Put lid and seal on.Put gauge over steam vent.Turn heat to medium high to raise pressure to 15#, turn heat down so the pressure is regulated. Cook 15 minutes at 15 pounds pressure. Note: 20 minutes and the meat gets a little dry if there are no bones. Take off burner and let set until there is no more steam. Drain meat and save the juices. When meat is cool, freeze. You may use for stroganoff, stew, flour & season and braise for gravies with boiled noodles or chop for pulled beef sandwiches. Add water to the saved juice tomake four cups of sauce. Add the remaining sauce ingredients,salt, chili pepper, cumin, pepper, cayenne pepper, paprika & bay leaf to a four quart saucepan. Add the diced pepper. Simmer for 10 minutes or the green pepper is starting to get soft.Cool. Freeze.

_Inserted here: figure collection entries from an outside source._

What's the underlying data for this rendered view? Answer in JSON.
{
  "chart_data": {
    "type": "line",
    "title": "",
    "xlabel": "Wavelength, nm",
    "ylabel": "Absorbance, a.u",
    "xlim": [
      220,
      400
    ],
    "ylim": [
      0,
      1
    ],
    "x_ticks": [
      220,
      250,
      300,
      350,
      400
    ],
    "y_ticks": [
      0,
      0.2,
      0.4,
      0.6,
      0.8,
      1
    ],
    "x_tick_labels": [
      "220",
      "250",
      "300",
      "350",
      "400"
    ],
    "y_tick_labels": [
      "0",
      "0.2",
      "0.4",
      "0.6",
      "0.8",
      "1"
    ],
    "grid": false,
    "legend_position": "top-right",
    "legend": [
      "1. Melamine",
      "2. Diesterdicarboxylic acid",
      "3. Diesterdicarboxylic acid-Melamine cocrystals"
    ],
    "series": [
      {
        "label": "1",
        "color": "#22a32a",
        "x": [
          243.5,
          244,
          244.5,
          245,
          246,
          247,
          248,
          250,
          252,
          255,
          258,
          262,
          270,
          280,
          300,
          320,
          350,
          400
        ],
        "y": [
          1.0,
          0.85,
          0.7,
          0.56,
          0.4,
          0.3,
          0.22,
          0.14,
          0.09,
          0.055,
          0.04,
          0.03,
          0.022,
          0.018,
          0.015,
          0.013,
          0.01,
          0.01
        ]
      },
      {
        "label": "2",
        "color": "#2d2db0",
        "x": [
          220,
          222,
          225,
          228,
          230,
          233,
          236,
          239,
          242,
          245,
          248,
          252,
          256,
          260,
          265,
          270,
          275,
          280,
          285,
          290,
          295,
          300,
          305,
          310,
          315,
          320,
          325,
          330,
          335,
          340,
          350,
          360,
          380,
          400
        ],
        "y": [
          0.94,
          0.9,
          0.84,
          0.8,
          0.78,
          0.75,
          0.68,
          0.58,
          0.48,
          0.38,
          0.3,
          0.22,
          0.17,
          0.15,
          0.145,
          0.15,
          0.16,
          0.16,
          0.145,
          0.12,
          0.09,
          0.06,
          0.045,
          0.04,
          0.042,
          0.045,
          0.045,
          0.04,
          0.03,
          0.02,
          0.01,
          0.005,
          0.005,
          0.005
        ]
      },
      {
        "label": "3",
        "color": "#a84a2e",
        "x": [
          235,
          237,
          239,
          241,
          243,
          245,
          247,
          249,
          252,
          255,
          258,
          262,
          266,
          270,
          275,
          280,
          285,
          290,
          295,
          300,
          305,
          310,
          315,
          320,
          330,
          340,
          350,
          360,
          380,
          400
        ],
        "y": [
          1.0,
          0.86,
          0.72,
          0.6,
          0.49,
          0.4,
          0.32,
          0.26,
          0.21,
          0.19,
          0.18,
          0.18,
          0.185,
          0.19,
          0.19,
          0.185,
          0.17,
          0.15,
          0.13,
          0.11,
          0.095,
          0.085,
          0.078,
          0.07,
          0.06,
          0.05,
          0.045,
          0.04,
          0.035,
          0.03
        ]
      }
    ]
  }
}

Note: This sauce is for 2 cups uncooked rice. When ready to make Mexican Rice, thaw the sauce in large saucepan low heat.When thawed, bring to a simmer, add rice, stir, then cover, on low heat for about 15 to 20 minutes. Remove bay leave before serving. Add more hot sauce if desired.

CHUCK WAGON STEW
1 1/2 pounds cubed beef stew meat
1/2 pound smoked sausage of your choice, sliced
3 potatoes, scrubbed and cubed
1 (28 ounce) can barbeque baked beans
Place the beef stew meat, sausage, and potatoes into a slow cooker, and stir to distribute evenly. Spoon the baked beans evenly over the mixture. Cover, and cook on Low for 8 to 10 hours, or cook on High for 4 to 5 hours.

Italian Stew
2-1/2 lb Beef stew meat, cut into 1 inch cubes
4 Carrots, cut into 1/2 inch pieces
1 cn Whole tomatoes, cut up (28 oz)
2 c Water
1 ts Salt
1 1/2 ts Italian seasoning
2 ts Instant beef bouillon
1 c Uncooked mostaccioli or other pasta

Directions:
Brown meat in slow cooker on top of range or skillet on medium heat. Transfer pot to base or meat to slow cooker. Add remaining ingredients except pasta to cooking pot. Stir to combine. Cover and cook at Setting #3 for West Bend or low in others for 7 – 9 hours OR at #5 or high for 3 – 4 hours. Increase heat to high (#5). Add pasta and stir to blend. Cover and continue cooking for 30 minutes until pasta is done.

VEGETABLE BEEF SOUP
2 quarts tomato juice
1 (16 ounce) package frozen mixed vegetables
3 potatoes, cubed
2 pounds cubed beef stew meat
1 teaspoon dried parsley
1/2 teaspoon dried oregano
1/2 teaspoon dried basil
salt to taste
ground black pepper to taste
Pour tomato juice into stock pot. Add vegetables and potatoes. Simmer. Meanwhile, brown beef in skillet; then, add to simmering juice and vegetables. Add parsley, oregano, basil, and salt and pepper to taste; stir. Cover and simmer for 2-3 hours. Stir occasionally.